Legal effects of Registration

A) Internal effects: effects to the right itself and the entitlement

The Netherlands operates a deed system. The acquisition of property rights through the registration of the notarial deed of transfer is compulsory. Registration of this deed is thus constitutive. The acquisition of property is not accompanied by a proof of ownership (title), but by a reliable presumption of ownership that can be derived from the sequence of registered deeds in which the property has been transferred from one owner to the next.

The highest degree of security is obtained by authorizing notaries to authenticate these different deeds. However, it always remains possible that because of a defective title of a former acquirer the listed owner is not the legal owner.

 

B) External effects: effects to third parties

The information provided by the Land Registry and the Cadaster is not guaranteed to be correct and complete. The reference from the Cadastre to the Land Registry is yet guaranteed to be correct. With regard to facts that are not published in the Land Registry, the Civil Code contains a system of protection. Namely, if a person fails to register a relevant legal fact in the Land Registry, a third party who does not have knowledge of this fact, is protected. This means that he can ignore a fact which is not registered. In addition, if the facts that are registered in the Land Registry appear to be incorrect, then this circumstance cannot be invoked against third parties who are in good faith.

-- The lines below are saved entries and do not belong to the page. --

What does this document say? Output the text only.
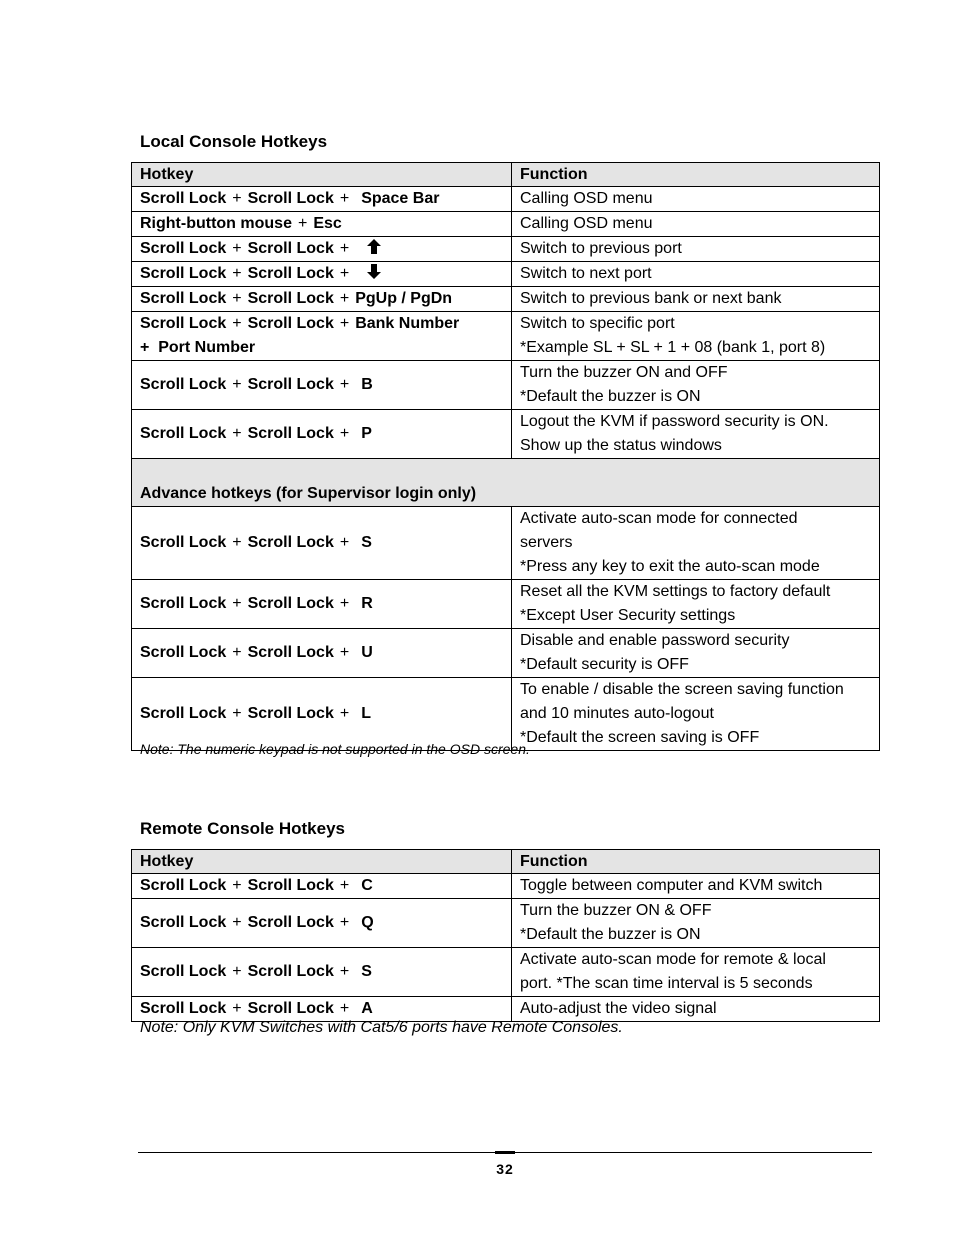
Local Console Hotkeys
Hotkey	Function
Scroll Lock + Scroll Lock + Space Bar	Calling OSD menu

Right-button mouse + Esc	Calling OSD menu

Scroll Lock + Scroll Lock +	Switch to previous port

Scroll Lock + Scroll Lock +	Switch to next port

Scroll Lock + Scroll Lock + PgUp / PgDn	Switch to previous bank or next bank

Scroll Lock + Scroll Lock + Bank Number
+ Port Number	Switch to specific port
*Example SL + SL + 1 + 08 (bank 1, port 8)

Scroll Lock + Scroll Lock + B	Turn the buzzer ON and OFF
*Default the buzzer is ON

Scroll Lock + Scroll Lock + P	Logout the KVM if password security is ON.
Show up the status windows

Advance hotkeys (for Supervisor login only)	
Scroll Lock + Scroll Lock + S	Activate auto-scan mode for connected
servers
*Press any key to exit the auto-scan mode

Scroll Lock + Scroll Lock + R	Reset all the KVM settings to factory default
*Except User Security settings

Scroll Lock + Scroll Lock + U	Disable and enable password security
*Default security is OFF

Scroll Lock + Scroll Lock + L	To enable / disable the screen saving function
and 10 minutes auto-logout
*Default the screen saving is OFF

Note: The numeric keypad is not supported in the OSD screen.

Remote Console Hotkeys
Hotkey	Function
Scroll Lock + Scroll Lock + C	Toggle between computer and KVM switch

Scroll Lock + Scroll Lock + Q	Turn the buzzer ON & OFF
*Default the buzzer is ON

Scroll Lock + Scroll Lock + S	Activate auto-scan mode for remote & local
port. *The scan time interval is 5 seconds

Scroll Lock + Scroll Lock + A	Auto-adjust the video signal

Note: Only KVM Switches with Cat5/6 ports have Remote Consoles.

32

C) Different kinds of registration and its effects:

With regard to the external effects, the protection offered to third parties in good faith against the completeness of the Land Registry does not apply to prescription, facts have to be registered in a different registry,  the rejection or acceptance of an estate, as was well as to the legal order of succession and wills if a period of three months following the death of the testator has not yet passed.